The sweet smell of freshly cooked kielbasa sausage and onion pierogies drifted from under a white tent off the corner of Pulaski Street in Riverhead, enticing thousands of visitors to come over and sample some of the authentic Polish dishes.
The tent was run by Polish Civic Association treasurer Maureen Bock, but she wasn’t doing it alone. Today, three generations of the Bock family joined her, each with their own job.
“I have my son-in-laws cooking, the girls are serving the food, and my husband and I are running the cash boxes,” Bock said. “We do this every year, the whole family comes out to help.”
Family was the emphasis this weekend at the 39th l Polish Town USA Street Fair and Polka Festival, held on Pulaski Street in Riverhead. The fair, organized by the Polish Town Civic Association, was dedicated to celebrating the rich Polish heritage of the area.
Polish Town, the area of Riverhead surrounding Saint Isidore Roman Catholic Church on Pulaski Street, was established more than 100 years ago, when Polish immigrants began to settle in the area, turning fields of potatoes into a thriving neighborhood, said Tadeusz Osiniak, 45, who immigrated to the area 30 years ago.
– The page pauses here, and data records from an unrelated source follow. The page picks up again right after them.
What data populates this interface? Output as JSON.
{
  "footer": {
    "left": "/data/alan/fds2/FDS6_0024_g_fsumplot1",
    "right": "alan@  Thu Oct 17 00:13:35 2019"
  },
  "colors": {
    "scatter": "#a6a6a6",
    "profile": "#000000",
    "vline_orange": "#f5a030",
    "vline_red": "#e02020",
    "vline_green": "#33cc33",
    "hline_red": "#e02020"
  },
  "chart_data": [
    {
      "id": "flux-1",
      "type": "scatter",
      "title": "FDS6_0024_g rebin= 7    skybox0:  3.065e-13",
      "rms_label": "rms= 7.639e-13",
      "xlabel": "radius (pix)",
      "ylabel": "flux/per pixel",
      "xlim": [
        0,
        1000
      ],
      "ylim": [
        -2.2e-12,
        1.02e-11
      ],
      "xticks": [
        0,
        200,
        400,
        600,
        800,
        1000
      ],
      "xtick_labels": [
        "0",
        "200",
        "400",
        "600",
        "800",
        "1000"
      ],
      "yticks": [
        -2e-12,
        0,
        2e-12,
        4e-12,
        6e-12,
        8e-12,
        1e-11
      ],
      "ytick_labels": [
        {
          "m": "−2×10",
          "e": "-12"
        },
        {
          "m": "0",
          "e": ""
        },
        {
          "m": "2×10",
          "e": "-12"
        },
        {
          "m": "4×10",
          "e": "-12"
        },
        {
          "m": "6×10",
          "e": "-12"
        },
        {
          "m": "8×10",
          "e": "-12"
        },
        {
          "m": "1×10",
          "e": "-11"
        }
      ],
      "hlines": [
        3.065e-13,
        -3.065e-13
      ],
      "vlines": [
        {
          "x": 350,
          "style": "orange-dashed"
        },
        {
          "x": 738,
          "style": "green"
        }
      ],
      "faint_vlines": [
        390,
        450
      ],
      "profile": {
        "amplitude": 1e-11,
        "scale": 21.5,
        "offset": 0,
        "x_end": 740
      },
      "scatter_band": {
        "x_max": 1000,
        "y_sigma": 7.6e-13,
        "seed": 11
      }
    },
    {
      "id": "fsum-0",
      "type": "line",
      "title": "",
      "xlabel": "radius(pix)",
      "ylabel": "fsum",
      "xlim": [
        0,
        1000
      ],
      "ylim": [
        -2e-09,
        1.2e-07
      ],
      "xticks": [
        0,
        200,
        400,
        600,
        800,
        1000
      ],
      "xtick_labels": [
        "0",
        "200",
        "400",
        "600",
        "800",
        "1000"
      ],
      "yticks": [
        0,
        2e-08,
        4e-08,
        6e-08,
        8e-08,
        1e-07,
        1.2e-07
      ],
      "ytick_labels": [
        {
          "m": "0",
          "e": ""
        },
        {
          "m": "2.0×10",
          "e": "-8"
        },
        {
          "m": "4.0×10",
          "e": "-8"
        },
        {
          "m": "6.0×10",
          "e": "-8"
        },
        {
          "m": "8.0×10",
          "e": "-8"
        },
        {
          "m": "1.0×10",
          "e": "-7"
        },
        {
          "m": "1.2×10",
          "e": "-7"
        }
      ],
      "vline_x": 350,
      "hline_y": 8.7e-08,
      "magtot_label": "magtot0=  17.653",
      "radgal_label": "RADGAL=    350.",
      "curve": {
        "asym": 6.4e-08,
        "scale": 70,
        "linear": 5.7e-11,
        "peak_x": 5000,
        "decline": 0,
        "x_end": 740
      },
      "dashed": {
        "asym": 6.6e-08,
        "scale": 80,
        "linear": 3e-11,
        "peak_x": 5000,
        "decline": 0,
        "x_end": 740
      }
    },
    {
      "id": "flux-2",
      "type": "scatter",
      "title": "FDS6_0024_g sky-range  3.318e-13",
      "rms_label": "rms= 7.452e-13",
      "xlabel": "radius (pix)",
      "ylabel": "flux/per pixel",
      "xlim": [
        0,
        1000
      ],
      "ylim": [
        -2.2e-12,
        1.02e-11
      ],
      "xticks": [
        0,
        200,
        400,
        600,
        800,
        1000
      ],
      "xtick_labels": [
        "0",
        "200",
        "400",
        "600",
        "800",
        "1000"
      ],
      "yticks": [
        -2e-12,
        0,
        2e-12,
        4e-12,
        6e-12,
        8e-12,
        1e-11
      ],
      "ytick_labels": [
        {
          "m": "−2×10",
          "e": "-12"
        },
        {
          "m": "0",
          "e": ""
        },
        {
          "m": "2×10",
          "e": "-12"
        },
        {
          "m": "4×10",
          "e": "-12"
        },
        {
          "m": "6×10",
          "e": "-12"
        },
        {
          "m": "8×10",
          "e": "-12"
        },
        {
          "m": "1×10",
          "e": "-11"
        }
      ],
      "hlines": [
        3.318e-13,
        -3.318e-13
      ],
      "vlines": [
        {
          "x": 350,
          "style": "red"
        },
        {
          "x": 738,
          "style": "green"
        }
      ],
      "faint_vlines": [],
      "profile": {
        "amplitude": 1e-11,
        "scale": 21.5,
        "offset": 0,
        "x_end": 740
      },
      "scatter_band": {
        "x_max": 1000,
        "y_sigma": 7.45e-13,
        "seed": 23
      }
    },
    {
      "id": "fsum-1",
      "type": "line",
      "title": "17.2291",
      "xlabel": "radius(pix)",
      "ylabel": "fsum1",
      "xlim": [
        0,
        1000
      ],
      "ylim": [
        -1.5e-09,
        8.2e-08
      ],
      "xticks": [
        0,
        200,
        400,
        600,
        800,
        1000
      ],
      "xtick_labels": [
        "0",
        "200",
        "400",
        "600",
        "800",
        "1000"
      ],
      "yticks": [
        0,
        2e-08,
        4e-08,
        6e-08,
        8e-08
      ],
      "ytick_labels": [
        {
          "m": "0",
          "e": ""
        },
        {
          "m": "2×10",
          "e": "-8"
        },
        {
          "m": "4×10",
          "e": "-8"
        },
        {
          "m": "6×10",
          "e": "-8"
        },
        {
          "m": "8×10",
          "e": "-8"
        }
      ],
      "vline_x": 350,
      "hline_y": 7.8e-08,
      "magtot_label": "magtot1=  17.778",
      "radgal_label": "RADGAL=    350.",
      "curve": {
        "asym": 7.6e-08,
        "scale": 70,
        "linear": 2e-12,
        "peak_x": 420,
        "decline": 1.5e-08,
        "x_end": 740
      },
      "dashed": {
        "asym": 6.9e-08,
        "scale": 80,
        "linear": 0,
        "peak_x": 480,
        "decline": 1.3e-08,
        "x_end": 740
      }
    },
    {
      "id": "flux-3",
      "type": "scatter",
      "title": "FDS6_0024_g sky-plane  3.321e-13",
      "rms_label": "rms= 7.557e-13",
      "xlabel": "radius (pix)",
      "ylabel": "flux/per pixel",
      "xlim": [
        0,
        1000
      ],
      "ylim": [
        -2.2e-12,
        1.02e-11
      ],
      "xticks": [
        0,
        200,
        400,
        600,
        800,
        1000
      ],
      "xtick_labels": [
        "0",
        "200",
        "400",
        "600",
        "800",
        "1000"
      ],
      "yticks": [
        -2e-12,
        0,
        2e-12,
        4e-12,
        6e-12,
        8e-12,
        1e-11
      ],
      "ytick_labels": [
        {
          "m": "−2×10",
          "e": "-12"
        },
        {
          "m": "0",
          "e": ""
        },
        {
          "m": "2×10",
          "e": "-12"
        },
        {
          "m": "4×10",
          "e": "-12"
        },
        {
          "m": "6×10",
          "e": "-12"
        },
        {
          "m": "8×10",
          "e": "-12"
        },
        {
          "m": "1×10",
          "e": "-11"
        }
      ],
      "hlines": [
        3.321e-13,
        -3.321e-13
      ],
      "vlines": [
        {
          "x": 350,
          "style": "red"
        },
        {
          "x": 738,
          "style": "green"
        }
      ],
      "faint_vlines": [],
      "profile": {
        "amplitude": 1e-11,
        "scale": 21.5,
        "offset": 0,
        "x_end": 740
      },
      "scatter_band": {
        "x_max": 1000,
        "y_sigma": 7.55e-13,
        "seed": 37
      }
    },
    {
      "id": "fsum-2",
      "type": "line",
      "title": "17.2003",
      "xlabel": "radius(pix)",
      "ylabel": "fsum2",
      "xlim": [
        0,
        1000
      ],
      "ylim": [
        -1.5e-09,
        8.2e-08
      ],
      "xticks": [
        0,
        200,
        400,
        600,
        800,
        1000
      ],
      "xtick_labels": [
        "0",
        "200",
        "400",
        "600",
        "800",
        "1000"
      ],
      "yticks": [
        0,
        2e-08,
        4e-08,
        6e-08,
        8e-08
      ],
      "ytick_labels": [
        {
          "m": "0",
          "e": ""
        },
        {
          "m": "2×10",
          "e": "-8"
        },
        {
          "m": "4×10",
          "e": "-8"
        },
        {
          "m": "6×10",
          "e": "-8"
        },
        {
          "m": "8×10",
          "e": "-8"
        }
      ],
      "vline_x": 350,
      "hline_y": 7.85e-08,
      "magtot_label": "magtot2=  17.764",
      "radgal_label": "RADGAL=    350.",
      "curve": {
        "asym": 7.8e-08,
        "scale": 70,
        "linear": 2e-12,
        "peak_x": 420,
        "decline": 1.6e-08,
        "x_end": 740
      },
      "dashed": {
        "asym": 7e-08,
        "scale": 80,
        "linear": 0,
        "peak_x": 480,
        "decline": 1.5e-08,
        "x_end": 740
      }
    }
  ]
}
“We’ve been here for four generations,” Riverhead resident and festival volunteer Gene Sendlewski, 34, said. “The family is so central here, I can’t see us moving out.”
There was a little bit of everything at the festival, with tents of vendors selling an array of items, carnival games, and cold Polish (and American) beer sold by the pint in signature glasses, made special for the occasion.
On Saturday, volunteers re-enacted a traditional Polish wedding and visitors were invited to dance as bands played polka music late into the night. Members of the Maximillian Kolbe Polish School Program at St. Isidore Church, also performed traditional Polish dances.
“Maybe one year, we can get someone to actually get married,” Burte Harris, of the Polish Town Civic Association, said jokingly. “Most of all, this about the celebration of our culture to carry on.”
Proceeds of the festival will go to the Polish Town Civic Association, which, according to Bock, plans to use the funds to help better the area of Polish Town through charity, beautification and other local projects.
As a Polish Town resident, Osiniak said he has attended the festival every year since he moved to the United States.
“You know, we all get along, the younger generations, the older generations,” he said. “Everyone is proud to be Polish today.”